Le système de gestion actuel favorise plutôt, en fait, une approche sectorielle des problématiques reliées à l'eau, laquelle ne facilite pas l'identification et la résolution des problèmes dans leur ensemble. En clair, le système actuel de gestion de l'eau est en réalité trop sectoriel et fractionné par niveau de décisions pour être efficace.

L'eau est une ressource vitale. Elle l'est davantage en Haïti où sa disponibilité est compromise par les vagues de sécheresse et par la faiblesse des moyens financiers et techniques de protection, de captage, de traitement, de distribution, bref de maîtrise de la ressource. Mais le problème de l'eau ne se pose pas uniquement en termes de disponibilité.
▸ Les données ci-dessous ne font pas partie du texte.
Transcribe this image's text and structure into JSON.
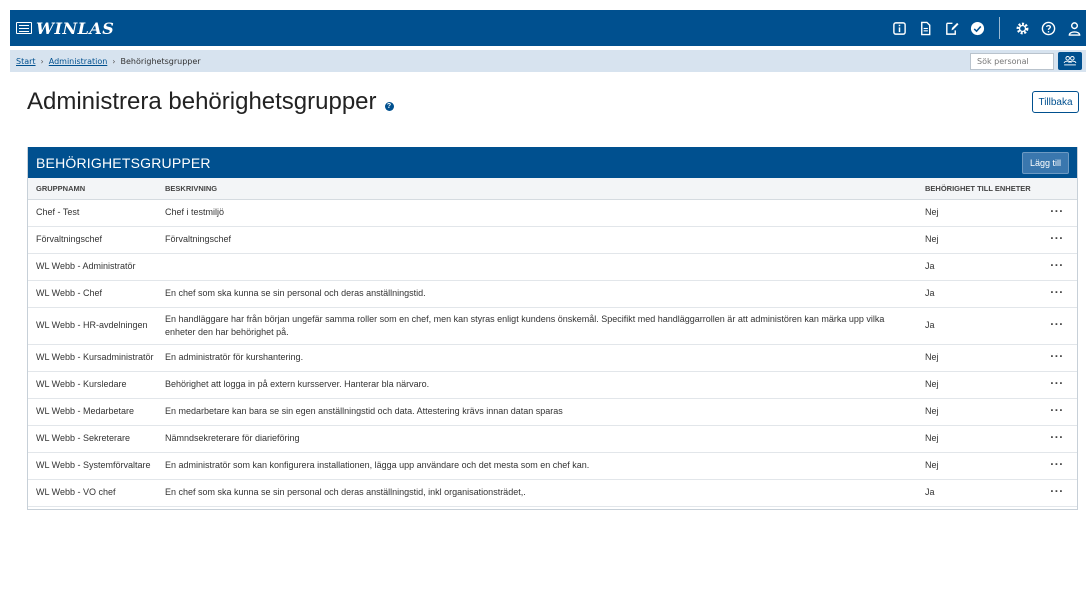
{
  "app": {
    "logo_text": "WINLAS"
  },
  "header": {
    "icons": [
      "info-icon",
      "document-icon",
      "edit-icon",
      "check-circle-icon",
      "gear-icon",
      "help-icon",
      "user-icon"
    ]
  },
  "breadcrumb": {
    "start": "Start",
    "admin": "Administration",
    "current": "Behörighetsgrupper",
    "separator": "›"
  },
  "search": {
    "placeholder": "Sök personal"
  },
  "page": {
    "title": "Administrera behörighetsgrupper",
    "help": "?",
    "back_label": "Tillbaka"
  },
  "panel": {
    "title": "BEHÖRIGHETSGRUPPER",
    "add_label": "Lägg till",
    "columns": [
      "GRUPPNAMN",
      "BESKRIVNING",
      "BEHÖRIGHET TILL ENHETER"
    ],
    "more": "···",
    "rows": [
      {
        "name": "Chef - Test",
        "desc": "Chef i testmiljö",
        "access": "Nej"
      },
      {
        "name": "Förvaltningschef",
        "desc": "Förvaltningschef",
        "access": "Nej"
      },
      {
        "name": "WL Webb - Administratör",
        "desc": "",
        "access": "Ja"
      },
      {
        "name": "WL Webb - Chef",
        "desc": "En chef som ska kunna se sin personal och deras anställningstid.",
        "access": "Ja"
      },
      {
        "name": "WL Webb - HR-avdelningen",
        "desc": "En handläggare har från början ungefär samma roller som en chef, men kan styras enligt kundens önskemål. Specifikt med handläggarrollen är att administören kan märka upp vilka enheter den har behörighet på.",
        "access": "Ja"
      },
      {
        "name": "WL Webb - Kursadministratör",
        "desc": "En administratör för kurshantering.",
        "access": "Nej"
      },
      {
        "name": "WL Webb - Kursledare",
        "desc": "Behörighet att logga in på extern kursserver. Hanterar bla närvaro.",
        "access": "Nej"
      },
      {
        "name": "WL Webb - Medarbetare",
        "desc": "En medarbetare kan bara se sin egen anställningstid och data. Attestering krävs innan datan sparas",
        "access": "Nej"
      },
      {
        "name": "WL Webb - Sekreterare",
        "desc": "Nämndsekreterare för diarieföring",
        "access": "Nej"
      },
      {
        "name": "WL Webb - Systemförvaltare",
        "desc": "En administratör som kan konfigurera installationen, lägga upp användare och det mesta som en chef kan.",
        "access": "Nej"
      },
      {
        "name": "WL Webb - VO chef",
        "desc": "En chef som ska kunna se sin personal och deras anställningstid, inkl organisationsträdet,.",
        "access": "Ja"
      }
    ]
  },
  "colors": {
    "brand": "#00508f",
    "crumb_bg": "#d7e3ef"
  }
}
L'équation à résoudre se pose bien souvent en termes de gestion durable des ressources disponibles, ce qui appelle la conception de politiques conséquentes de l'eau, rassemblant les divers acteurs impliqués autour de visions consensuelles.

Cependant, l'application effective des politiques de l'eau largement orientées par les législations modernes est également compromise dans notre pays par les survivances du droit coutumier de l'eau qui continuent à inspirer les activités quotidiennes de gestion de la ressource. Cette dichotomie est porteuse de conflits de logiques préjudiciables à la gestion rationnelle d'une ressource aussi précieuse.

En Haïti, les ressources en eau restent marquées par une prédominance de la perception culturelle et par une survivance des droits exercés traditionnellement par les collectivités autochtones sur les eaux dans certaines localités. Ces dernières donnent à l'eau une valeur culturelle, religieuse et sociale particulière qui lui confère un statut particulier vis à vis des autres biens économiques. En effet, au caractère écrit et codifié du droit moderne s'oppose l'aspect vécu et oral de la coutume. A l'individualisme du code rural s'oppose la solidarité du groupe résultant de la tradition. Enfin, à la laïcité du droit moderne s'oppose la nature religieuse de la coutume.

Certes, l'Etat a fixé un certain nombre de règles relatives à la gestion de l'eau. Malheureusement, les techniques locales de gestion de l'eau répondent non pas aux prescriptions juridiques en rigueur mais à la perception propre que ces acteurs ont du phénomène de l'eau. Cette perception repose bien entendu sur la conception traditionnelle de l'eau mais elle subit l'influence de visions nouvelles induites par l'intervention de l'Etat. On assiste ainsi à une anarchie juridique qui n'est pas sans conséquence sur la qualité de la gestion.

Les conflits de logique prenant l'aspect d'un affrontement entre la légalité nationale et les légitimités locales conduisent les populations locales à remettre en cause la légitimité des institutions chargées d'appliquer le droit moderne de l'eau. C'est ainsi que les agents des services des eaux sont déclarées persona non grata à chaque fois qu'ils tentent d'expliquer aux populations que l'agriculture sur les berges immédiates d'un cours d'eau est une occupation irrégulière du domaine public si elle n'est pas autorisée par l'Etat propriétaire. Le service de l'hydraulique est considéré comme trouble-fête à chaque fois qu'il exige la taxe d'exhaure ou la redevance de captage car dans la conception coutumière, l'eau étant un bien communautaire, son accès est libre et gratuit.

Ce ne sont là que les grandes lignes de quelques uns des aspects qui touchent particulièrement les contraintes caractérisent la gestion actuelle des ressources en eau. En réalité, on constate qu'on ne sait pas qui fait quoi et qu'est ce qu'on fait des ressources en eau en Haïti. Toute proportion gardée, il est possible d'avancer que les instruments juridiques existants ont une faible incidence sur la gestion des ressources en eau en raison de leur non effectivité ou du moins de leur faible effectivité. De fait, le droit ne se décrète pas et il ne devient vivant qu'à partir du moment où il est façonné par une pratique qui le reconnaît.